« La Nature est bien faite ». Combien de fois ai-je entendu cette phrase définitive ?
« Bien faite », comme en opposition à « Mal faite ». Il y aurait donc un grand plan, bien fait, qui définirait, pour le bien, le fonctionnement naturel, et par voie de conséquence notre propre fonctionnement.
Mais la nature est-elle si bien faite que cela ? Si la complexité des enchainements, liaisons, interdépendances n’est pas niable, en quoi ceci est-il bien fait ? L’univers n’a pas de contrainte de temps, de durée. Les évènements suivent les évènements. Leur inscription dans le temps est une invention humaine, perdus que nous sommes dans l’immense vide qui nous héberge.
Tout est possible, envisageable et essayé. Sans contrainte de résultat. Ce qui fonctionne se poursuit, jusqu’au prochain changement dont l’arrivée ne sera plus compatible et entrainera la disparition du modèle éprouvé. Ce qui ne fonctionne pas s’éteint, jusqu’à la prochaine tentative qui rencontrera peut-être des conditions plus favorables conduisant à un succès et ainsi de suite.
Et puis, lorsque l’on dit ‘La Nature’, de quoi parle-t-on ? Pour la plupart, il s’agit des petites fleurs, des saisons et des chatons… La Nature, c’est l’univers dans son entièreté.
Les galaxies qui se percutent, les trous noirs qui absorbent tout. Tout cela est certes très joli et fascinant, mais de loin… Lorsqu’un petit caillou vient percuter la terre, ce sont des espèces vivantes entières qui disparaissent, effaçant le brouillon, laissant le tableau vide, disponible à d’autres hasards. Le prochain qui oblitèrera en un instant de nombreuses espèces vivantes, la nôtre peut-être, ou qui pulvérisera la planète peut-il être qualifié de « bien fait » ?
Plus proche encore, les épidémies qui déciment les espèces vivantes dans un cortège de souffrances peuvent-elles être qualifiées de « Bien faites » ?
Alors tout cela est-il « Mal fait » ? Pas plus. Il faut tout d’abord étudier la phrase qui comporte le vocable « fait ». Cela sous-tend que « La Nature » serait le résultat d’une action de création. Ce postulat est à l’origine de nombre religions et de leur cortège de schémas de pensée. Comme il n’y a aucune preuve matérielle, on bascule dans la croyance, la conviction, la foi.

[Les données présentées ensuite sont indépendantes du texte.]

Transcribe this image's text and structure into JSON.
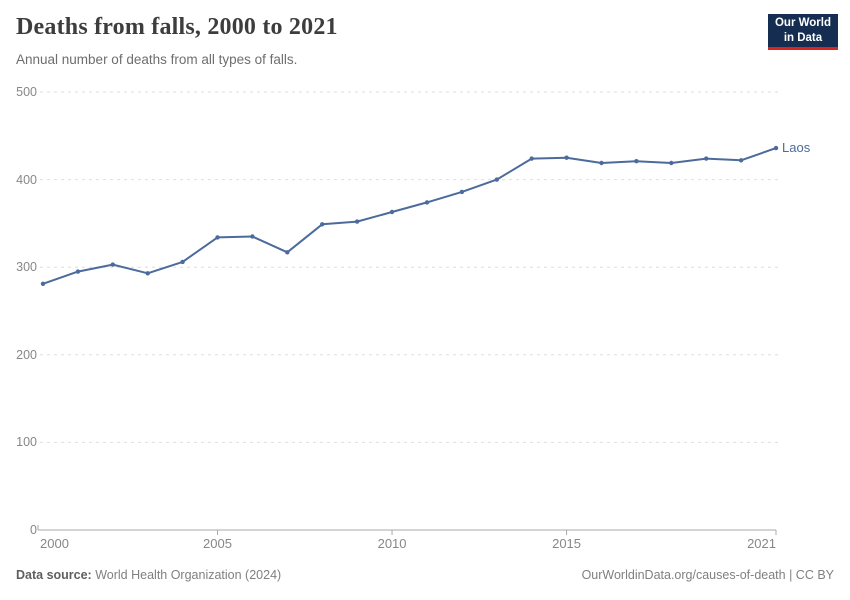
{
  "header": {
    "title": "Deaths from falls, 2000 to 2021",
    "subtitle": "Annual number of deaths from all types of falls.",
    "logo": {
      "text": "Our World\nin Data",
      "bg_color": "#142d50",
      "accent_color": "#d7261f"
    }
  },
  "chart_data": {
    "type": "line",
    "title": "Deaths from falls, 2000 to 2021",
    "xlabel": "",
    "ylabel": "",
    "xlim": [
      2000,
      2021
    ],
    "ylim": [
      0,
      500
    ],
    "x_ticks": [
      2000,
      2005,
      2010,
      2015,
      2021
    ],
    "y_ticks": [
      0,
      100,
      200,
      300,
      400,
      500
    ],
    "grid": "horizontal-dashed",
    "legend_position": "end-of-line-label",
    "x": [
      2000,
      2001,
      2002,
      2003,
      2004,
      2005,
      2006,
      2007,
      2008,
      2009,
      2010,
      2011,
      2012,
      2013,
      2014,
      2015,
      2016,
      2017,
      2018,
      2019,
      2020,
      2021
    ],
    "series": [
      {
        "name": "Laos",
        "color": "#4c6a9c",
        "values": [
          281,
          295,
          303,
          293,
          306,
          334,
          335,
          317,
          349,
          352,
          363,
          374,
          386,
          400,
          424,
          425,
          419,
          421,
          419,
          424,
          422,
          436
        ]
      }
    ],
    "colors": {
      "grid": "#dedede",
      "axis": "#a8a8a8",
      "tick_text": "#878787"
    }
  },
  "footer": {
    "source_label": "Data source:",
    "source_value": "World Health Organization (2024)",
    "right_text": "OurWorldinData.org/causes-of-death | CC BY"
  }
}
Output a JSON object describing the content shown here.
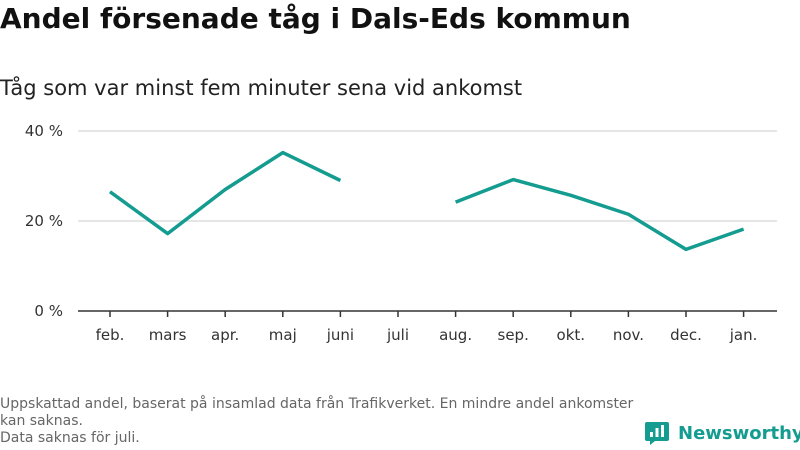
{
  "title": "Andel försenade tåg i Dals-Eds kommun",
  "subtitle": "Tåg som var minst fem minuter sena vid ankomst",
  "footnote": {
    "line1": "Uppskattad andel, baserat på insamlad data från Trafikverket. En mindre andel ankomster kan saknas.",
    "line2": "Data saknas för juli."
  },
  "brand": {
    "name": "Newsworthy",
    "color": "#139c8f",
    "icon": "newsworthy-logo-icon"
  },
  "chart_data": {
    "type": "line",
    "title": "Andel försenade tåg i Dals-Eds kommun",
    "subtitle": "Tåg som var minst fem minuter sena vid ankomst",
    "xlabel": "",
    "ylabel": "",
    "categories": [
      "feb.",
      "mars",
      "apr.",
      "maj",
      "juni",
      "juli",
      "aug.",
      "sep.",
      "okt.",
      "nov.",
      "dec.",
      "jan."
    ],
    "series": [
      {
        "values": [
          26.5,
          17.2,
          27.0,
          35.2,
          29.0,
          null,
          24.2,
          29.2,
          25.7,
          21.5,
          13.7,
          18.2
        ],
        "color": "#139c8f"
      }
    ],
    "ylim": [
      0,
      40
    ],
    "yticks": [
      0,
      20,
      40
    ],
    "ytick_labels": [
      "0 %",
      "20 %",
      "40 %"
    ],
    "grid": true,
    "legend": "none"
  }
}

En ce qui me concerne, je m’interroge sur le besoin même d’avoir un sens. L’univers est. Et c’est tout. D’ailleurs, tout cela est-il vraiment, ou tout ceci n’est-il qu’un songe, qu’un vague flot d’énergie perdu dans un ensemble plus vaste dont l’existence même nous échappe totalement. Poser la question de l’origine, induit de facto le fait qu’il y ait une origine.
En réalité, rien n’est rien, et tout est tout. Rien n’est futile ou inutile, mais rien n’est important. Quelle différence y-a-t-il entre une goutte d’eau tombant sur un lac assoupi en créant de jolies ridules concentriques à sa surface et une galaxie en rencontrant une autre ?
Tout est une question d’échelle et de point de vue. Nous sommes extrêmement humano-centrés et ce qui est important pour l’espèce humaine est important, ce qui ne l’est pas, est négligeable.